The employee later brought a claim for unfair and wrongful dismissal, arguing the dismissal date was the 15 March 2016. The employer contended that his employment had been terminated by mutual agreement on 3 March.
The tribunal dismissed the employee’s claim, finding he had resigned and not been dismissed by his employer. When considering the admissibility of the employee’s email as evidence of the method of termination of employment, the tribunal judged section 111A did not apply to the email because this only applies to negotiations which occur before the termination of employment. In this case, all negotiations had concluded and ceased once the employee had accepted the offer, therefore, the inadmissibility provisions did not apply to the email. The employee appealed this decision.

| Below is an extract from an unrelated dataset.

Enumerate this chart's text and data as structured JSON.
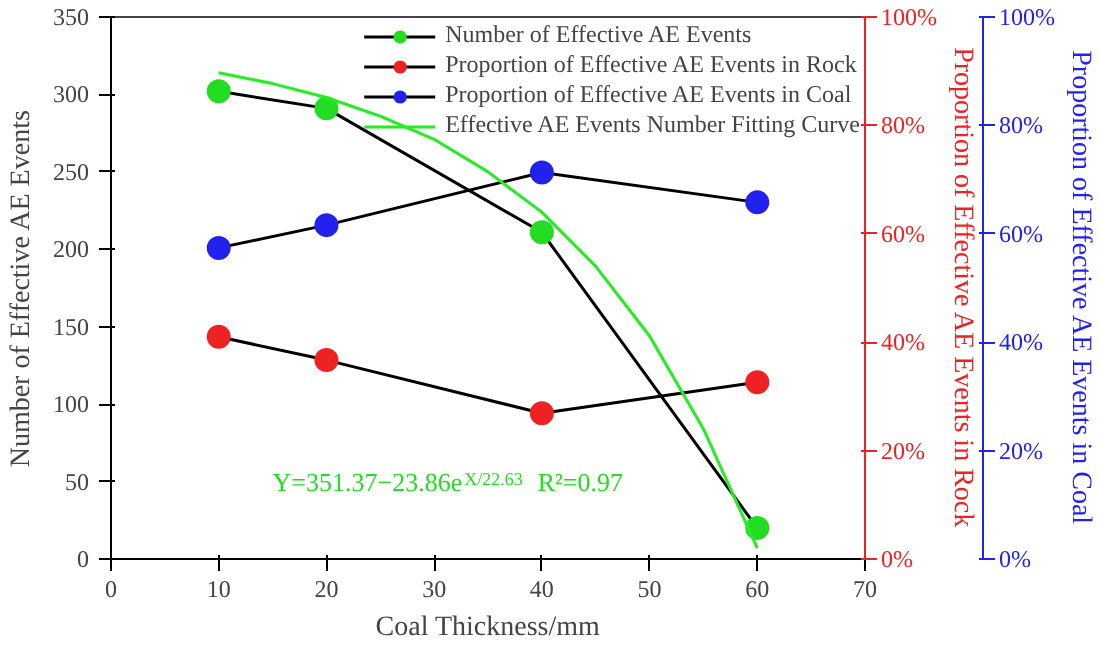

The EAT highlighted that, as protection under section 111A applies to evidence of pre-termination negotiations, the date on which the contract is terminated is important to determine whether the protection applies or not. Where there is a dispute about the termination date, as in this case, a tribunal will be unable to say whether evidence is admissible or inadmissible until the dispute has concluded.
Therefore, the EAT explained that when the effective date of termination is disputed, a tribunal should examine all evidence relevant to the dispute, including any evidence regarding termination negotiations, as a preliminary issue. Once this has been resolved, and the effective date of termination has been determined, the tribunal will go on to consider the question of fairness and should exclude pre-termination negotiation evidence from this point.